Hude - Eine beinahe makellose Leistung hat die HSG Hude/Falkenburg an die Tabellenspitze der Handball-Oberliga der Frauen befördert. Gegen den TV Cloppenburg glänzte der neue Spitzenreiter am Sonntagnachmittag und gewann in Hude hochverdient mit 31:21 (17:11). Aus einer starken Mannschaft ragte Torhüterin Mareen Rump hervor. Mit zwölf Paraden, darunter ein Siebenmeter, hatte sie großen Anteil am klaren Erfolg.

„Phasenweise war ich sehr zufrieden. Es wurde alles umgesetzt, was wir uns vorgenommen hatten“, sagte Hudes Trainer Timo Stein. Erstmals konnte er auch auf die A-Jugendliche Lena Seidel zurückgreifen. Die mit einem Doppelspielrecht ausgestattete Nachwuchshoffnung von der TSG Hatten-Sandkrug steuerte gleich bei ihrer Premiere für ihren neuen Verein einen Treffer bei. Als sie in der 47. Minute das 25:14 markierte, war die Partie spätestens entschieden. „Lenas Strahlen nach ihrem schönen Tor war in der ganzen Halle zu sehen“, freute sich auch Stein für die junge Linksaußen-Spielerin.

Lisa-Marie Busse, Mareike Zetzmann und wiederum Busse stellten zu Beginn das 3:0 (6.) für die HSG her.
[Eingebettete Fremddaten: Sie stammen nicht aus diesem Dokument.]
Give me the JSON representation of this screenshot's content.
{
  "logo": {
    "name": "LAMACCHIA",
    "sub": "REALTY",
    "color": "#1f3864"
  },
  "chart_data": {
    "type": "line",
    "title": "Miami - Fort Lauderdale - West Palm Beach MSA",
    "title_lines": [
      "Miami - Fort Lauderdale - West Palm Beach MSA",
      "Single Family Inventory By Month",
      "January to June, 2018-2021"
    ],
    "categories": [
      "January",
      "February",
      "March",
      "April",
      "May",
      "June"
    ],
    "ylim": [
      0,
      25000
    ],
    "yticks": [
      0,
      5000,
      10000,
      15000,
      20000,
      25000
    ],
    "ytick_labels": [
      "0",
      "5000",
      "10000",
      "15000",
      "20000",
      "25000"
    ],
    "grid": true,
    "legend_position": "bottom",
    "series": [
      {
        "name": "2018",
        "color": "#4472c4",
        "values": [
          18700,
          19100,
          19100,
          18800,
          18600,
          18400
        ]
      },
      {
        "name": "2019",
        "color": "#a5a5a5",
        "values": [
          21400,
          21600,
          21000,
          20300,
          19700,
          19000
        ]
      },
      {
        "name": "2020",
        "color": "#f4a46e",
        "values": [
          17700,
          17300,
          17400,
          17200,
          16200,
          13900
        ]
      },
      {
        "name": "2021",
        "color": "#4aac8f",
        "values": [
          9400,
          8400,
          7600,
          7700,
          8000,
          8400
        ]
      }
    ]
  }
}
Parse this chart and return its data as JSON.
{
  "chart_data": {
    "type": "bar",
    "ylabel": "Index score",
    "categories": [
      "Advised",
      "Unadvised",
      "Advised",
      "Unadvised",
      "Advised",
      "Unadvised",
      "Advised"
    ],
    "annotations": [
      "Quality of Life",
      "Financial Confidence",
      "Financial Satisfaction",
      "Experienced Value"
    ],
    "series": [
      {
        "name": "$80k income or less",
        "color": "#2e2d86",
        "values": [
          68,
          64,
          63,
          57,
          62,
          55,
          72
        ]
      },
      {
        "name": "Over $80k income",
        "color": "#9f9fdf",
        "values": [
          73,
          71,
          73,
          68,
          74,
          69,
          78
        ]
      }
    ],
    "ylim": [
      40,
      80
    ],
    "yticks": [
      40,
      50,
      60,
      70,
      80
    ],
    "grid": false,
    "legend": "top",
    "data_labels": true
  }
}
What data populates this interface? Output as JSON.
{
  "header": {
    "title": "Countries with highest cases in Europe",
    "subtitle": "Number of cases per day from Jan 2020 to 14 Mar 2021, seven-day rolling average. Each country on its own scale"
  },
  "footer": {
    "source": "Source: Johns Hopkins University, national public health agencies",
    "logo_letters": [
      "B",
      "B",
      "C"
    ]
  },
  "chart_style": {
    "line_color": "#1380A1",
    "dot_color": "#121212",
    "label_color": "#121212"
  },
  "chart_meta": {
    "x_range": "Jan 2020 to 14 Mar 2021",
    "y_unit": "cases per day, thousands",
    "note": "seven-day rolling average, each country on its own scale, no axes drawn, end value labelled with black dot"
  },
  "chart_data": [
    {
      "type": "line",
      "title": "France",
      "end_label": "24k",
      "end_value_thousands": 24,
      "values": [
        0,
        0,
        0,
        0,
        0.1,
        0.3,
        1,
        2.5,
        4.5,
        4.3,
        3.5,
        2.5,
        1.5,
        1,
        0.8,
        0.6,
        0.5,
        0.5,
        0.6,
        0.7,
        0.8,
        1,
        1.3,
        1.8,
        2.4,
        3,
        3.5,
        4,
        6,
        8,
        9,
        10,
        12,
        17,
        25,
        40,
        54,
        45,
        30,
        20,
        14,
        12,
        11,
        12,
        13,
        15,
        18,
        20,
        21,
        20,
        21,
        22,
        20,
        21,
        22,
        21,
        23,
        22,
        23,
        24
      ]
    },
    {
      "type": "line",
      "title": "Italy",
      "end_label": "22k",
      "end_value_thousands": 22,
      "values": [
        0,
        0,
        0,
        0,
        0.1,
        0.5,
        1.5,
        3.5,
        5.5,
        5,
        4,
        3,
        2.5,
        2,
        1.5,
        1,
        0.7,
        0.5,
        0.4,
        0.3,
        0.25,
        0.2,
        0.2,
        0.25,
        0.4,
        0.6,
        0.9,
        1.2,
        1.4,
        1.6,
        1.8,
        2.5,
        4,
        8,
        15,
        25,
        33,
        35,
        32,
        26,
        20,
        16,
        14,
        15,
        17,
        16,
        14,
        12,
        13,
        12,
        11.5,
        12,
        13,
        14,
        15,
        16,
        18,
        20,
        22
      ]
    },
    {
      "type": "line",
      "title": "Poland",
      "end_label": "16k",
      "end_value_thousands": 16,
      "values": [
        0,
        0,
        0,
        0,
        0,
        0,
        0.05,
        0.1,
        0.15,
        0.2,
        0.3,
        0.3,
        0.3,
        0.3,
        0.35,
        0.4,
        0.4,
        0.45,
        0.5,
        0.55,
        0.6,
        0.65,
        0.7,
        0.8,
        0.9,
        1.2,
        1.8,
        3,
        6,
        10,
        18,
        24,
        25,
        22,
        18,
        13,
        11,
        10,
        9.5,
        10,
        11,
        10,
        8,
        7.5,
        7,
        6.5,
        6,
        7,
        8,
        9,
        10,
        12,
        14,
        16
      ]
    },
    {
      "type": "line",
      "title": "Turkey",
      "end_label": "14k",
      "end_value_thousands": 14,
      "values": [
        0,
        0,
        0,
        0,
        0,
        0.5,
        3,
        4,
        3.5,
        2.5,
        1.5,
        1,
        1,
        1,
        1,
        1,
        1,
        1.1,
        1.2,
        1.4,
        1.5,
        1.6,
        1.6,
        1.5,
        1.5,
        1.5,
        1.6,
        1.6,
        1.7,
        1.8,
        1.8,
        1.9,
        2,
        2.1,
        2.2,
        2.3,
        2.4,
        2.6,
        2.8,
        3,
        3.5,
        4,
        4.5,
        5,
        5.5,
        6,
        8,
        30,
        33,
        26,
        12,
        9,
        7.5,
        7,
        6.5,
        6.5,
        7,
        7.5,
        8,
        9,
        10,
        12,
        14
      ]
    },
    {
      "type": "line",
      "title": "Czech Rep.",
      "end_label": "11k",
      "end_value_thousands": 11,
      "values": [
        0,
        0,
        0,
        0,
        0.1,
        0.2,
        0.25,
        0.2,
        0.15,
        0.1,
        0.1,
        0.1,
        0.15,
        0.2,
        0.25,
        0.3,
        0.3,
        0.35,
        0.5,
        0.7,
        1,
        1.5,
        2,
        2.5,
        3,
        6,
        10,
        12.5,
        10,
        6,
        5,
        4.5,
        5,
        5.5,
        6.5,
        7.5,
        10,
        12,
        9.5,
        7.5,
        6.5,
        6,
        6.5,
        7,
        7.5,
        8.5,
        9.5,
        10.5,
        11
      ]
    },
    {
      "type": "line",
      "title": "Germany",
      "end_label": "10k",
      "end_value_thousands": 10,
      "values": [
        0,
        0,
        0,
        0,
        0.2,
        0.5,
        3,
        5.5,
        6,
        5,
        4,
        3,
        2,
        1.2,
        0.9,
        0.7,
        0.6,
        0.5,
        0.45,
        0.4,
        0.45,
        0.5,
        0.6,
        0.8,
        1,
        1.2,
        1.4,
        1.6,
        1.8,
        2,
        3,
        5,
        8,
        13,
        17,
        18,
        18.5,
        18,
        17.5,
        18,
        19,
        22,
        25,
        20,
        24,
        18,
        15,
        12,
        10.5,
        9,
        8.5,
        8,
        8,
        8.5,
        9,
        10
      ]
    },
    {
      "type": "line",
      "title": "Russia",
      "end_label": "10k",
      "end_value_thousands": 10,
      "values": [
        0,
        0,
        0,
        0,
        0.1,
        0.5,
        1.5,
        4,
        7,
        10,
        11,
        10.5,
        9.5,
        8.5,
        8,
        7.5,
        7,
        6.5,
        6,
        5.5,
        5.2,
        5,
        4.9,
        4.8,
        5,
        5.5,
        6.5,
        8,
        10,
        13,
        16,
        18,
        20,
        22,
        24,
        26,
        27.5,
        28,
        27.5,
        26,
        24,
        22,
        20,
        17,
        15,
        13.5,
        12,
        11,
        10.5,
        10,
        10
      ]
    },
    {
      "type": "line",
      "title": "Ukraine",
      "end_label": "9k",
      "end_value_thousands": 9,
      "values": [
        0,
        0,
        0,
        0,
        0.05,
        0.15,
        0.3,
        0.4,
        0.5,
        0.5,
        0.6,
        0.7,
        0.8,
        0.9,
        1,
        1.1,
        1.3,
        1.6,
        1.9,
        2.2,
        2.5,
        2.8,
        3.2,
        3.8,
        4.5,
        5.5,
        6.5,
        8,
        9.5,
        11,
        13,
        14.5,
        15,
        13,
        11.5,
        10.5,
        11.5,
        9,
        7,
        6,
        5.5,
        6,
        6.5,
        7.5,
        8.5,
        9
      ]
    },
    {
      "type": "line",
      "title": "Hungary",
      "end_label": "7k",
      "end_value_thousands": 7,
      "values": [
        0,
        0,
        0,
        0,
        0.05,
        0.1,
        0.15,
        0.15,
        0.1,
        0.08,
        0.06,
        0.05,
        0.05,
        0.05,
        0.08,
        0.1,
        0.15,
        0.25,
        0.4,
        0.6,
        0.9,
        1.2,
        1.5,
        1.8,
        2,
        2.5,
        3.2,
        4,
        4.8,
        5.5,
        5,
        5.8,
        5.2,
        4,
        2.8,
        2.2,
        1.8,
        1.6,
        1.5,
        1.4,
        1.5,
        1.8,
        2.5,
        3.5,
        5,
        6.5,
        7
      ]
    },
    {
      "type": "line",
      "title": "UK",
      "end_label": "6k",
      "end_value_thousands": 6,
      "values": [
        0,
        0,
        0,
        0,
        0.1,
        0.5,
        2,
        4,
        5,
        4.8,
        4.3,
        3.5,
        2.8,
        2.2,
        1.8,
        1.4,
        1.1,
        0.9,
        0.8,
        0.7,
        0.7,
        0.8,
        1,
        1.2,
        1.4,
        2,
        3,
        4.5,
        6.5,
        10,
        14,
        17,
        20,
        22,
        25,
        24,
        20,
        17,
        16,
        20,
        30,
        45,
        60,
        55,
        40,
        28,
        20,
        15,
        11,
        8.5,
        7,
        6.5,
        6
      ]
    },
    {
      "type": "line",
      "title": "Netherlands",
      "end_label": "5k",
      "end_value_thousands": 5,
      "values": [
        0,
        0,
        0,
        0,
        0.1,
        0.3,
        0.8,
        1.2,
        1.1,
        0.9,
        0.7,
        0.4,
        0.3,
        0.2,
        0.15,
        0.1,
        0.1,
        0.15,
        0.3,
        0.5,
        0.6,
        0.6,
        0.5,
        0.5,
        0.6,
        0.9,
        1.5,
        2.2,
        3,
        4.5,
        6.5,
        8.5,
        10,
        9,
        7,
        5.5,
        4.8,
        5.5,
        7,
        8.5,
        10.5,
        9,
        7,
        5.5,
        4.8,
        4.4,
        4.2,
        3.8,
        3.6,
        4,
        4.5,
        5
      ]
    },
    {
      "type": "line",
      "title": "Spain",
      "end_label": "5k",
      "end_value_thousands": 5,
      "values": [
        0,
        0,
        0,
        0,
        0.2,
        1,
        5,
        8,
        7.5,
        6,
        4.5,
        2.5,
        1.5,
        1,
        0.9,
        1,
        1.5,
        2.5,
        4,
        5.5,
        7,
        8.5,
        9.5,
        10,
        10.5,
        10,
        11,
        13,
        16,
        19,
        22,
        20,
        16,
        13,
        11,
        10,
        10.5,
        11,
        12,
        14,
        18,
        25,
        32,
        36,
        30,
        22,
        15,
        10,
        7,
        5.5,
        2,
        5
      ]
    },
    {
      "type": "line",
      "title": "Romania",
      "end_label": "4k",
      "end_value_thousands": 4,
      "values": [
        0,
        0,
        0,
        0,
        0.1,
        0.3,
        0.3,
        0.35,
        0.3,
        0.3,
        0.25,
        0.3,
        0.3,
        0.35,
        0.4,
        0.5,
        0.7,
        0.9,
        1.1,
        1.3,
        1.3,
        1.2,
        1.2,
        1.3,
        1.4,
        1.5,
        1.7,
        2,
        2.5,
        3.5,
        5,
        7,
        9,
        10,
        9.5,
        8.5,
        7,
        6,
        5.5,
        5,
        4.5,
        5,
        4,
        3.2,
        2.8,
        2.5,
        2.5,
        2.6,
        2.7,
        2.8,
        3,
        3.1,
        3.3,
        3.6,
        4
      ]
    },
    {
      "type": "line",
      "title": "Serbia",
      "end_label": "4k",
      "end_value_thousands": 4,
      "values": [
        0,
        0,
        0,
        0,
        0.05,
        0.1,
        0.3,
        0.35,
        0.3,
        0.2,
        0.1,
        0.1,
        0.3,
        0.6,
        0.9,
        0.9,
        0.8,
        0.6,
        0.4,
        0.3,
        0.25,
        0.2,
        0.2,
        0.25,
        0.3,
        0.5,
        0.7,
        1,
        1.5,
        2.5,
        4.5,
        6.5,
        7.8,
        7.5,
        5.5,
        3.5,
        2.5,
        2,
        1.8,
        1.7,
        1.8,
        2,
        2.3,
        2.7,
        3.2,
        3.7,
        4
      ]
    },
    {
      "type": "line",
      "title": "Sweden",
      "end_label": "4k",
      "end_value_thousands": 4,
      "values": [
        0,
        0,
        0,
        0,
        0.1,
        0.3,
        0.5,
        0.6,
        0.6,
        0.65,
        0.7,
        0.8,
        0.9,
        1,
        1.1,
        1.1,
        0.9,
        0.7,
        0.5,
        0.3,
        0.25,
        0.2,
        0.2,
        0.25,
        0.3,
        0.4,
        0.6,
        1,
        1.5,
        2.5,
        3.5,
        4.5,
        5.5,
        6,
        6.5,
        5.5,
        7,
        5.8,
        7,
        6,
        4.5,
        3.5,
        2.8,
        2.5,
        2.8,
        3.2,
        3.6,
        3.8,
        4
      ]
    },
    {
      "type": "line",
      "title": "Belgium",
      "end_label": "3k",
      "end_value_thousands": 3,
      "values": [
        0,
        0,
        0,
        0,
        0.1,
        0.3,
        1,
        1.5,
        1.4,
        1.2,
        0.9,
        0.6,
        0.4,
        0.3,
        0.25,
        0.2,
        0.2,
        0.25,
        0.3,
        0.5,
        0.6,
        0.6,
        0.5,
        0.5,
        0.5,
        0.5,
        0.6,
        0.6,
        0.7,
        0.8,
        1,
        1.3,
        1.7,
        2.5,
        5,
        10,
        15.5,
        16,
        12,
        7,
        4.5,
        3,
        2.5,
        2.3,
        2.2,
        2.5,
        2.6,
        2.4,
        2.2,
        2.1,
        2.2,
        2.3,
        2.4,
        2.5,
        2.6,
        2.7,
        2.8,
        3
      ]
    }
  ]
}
Cloppenburg lief sich immer wieder in der sattelfesten Huder Hintermannschaft fest und scheiterte zudem reihenweise an der überragenden Rump. Sie war es auch, die kurz vor der Halbzeitpause einen abgefangenen Ball quer über das ganze Spielfeld punktgenau auf die enteilte Ashley Butler warf – die US-Nationalspielerin schloss den Tempogegenstoß mit dem Tor zum 16:9 ab.

Cloppenburg versuchte es nach Wiederbeginn mit verschiedenen taktischen Mitteln, um die HSG irgendwie aus dem Konzept zu bringen. Aber auch die Manndeckung gegen Mareike Zetzmann und später Jessica Galle blieben wirkungslos. Beste Torschützin war Galle mit neun Toren.

Die blutige Gesichtsverletzung der Cloppenburgerin Swetlana Lengutin passte indes so überhaupt nicht in die Begegnung. Bei einem Zweikampf am Kreis löste sich die ballführende Katharina Stuffel und traf ihre Gegenspielerin mit dem Ellenbogen unabsichtlich im Nasenbereich. Die Unparteiischen werteten die Aktion jedoch als grob unsportlich und zeigten der Huderin die Rote Karte. „Das war etwas überzogen“, so Stein.